Under its verdict making privacy a fundamental right, the Supreme Court, however, clarified that since the challenge to Section 377 was pending before another bench of the apex court, it would leave the constitutional validity to be decided in an “appropriate proceeding”.
Rai added that the key to achieving the goal was “a change in mindsets”.
“Change will not come until there is acceptance from us. No matter what the Supreme Court decides, if there is no end to the day-to-day discrimination we inflict on the community, change will not happen,” she said.
Eliza, born Abomcha Ngangom, believed the process of empowerment had begun, but social ostracism came in the way of progress.
The transgender, who also took part in the beauty pageant, recalled how her parents used to worry over her fondness for “girly things” when she was a child.
Now a beautician running a successful parlour, Eliza said she was “tortured” by her family after she visited a women’s beauty salon in class eight.
Many stressed they were hopeful about the future.
“We have had to struggle right from the time we came out about our sexuality. We have had to fight not just society, but also our parents,” said Namita, a 26-year-old transgender make-up artist.

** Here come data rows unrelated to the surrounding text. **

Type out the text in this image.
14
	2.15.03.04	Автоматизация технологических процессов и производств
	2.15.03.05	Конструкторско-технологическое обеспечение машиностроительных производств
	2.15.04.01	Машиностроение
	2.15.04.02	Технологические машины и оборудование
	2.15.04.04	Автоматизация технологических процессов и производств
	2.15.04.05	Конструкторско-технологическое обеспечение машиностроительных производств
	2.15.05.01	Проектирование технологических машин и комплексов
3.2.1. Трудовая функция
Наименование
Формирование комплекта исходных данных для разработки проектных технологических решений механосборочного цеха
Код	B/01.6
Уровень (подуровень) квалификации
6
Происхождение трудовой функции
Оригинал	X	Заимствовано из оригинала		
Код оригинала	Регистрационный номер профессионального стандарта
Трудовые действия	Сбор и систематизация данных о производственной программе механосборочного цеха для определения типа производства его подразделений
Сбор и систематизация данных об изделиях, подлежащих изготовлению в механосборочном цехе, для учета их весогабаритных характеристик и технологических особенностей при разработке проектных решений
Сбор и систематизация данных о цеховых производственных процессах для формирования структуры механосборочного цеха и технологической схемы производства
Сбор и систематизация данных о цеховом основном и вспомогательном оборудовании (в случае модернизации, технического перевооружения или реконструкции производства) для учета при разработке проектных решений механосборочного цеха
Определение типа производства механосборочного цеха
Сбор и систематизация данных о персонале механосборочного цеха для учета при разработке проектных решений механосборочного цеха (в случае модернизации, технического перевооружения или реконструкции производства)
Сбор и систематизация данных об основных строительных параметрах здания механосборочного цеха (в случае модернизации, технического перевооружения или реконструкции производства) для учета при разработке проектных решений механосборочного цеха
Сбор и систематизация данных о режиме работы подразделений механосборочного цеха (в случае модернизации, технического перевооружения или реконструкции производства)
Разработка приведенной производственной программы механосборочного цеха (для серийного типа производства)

But members of the community today were not just beggars or sex workers, she pointed out.
“They are becoming inspectors and principals,” she said, alluding to K Prithika Yashini, India’s first transgender sub-inspector, and Manabi Bandyopadhay, the first college principal from the community.
About 1500 people from the community took part in the pageant, the first of its kind here. The winner, Nitasha from Kolkata, will now represent India in the Miss International TransQueen in Thailand.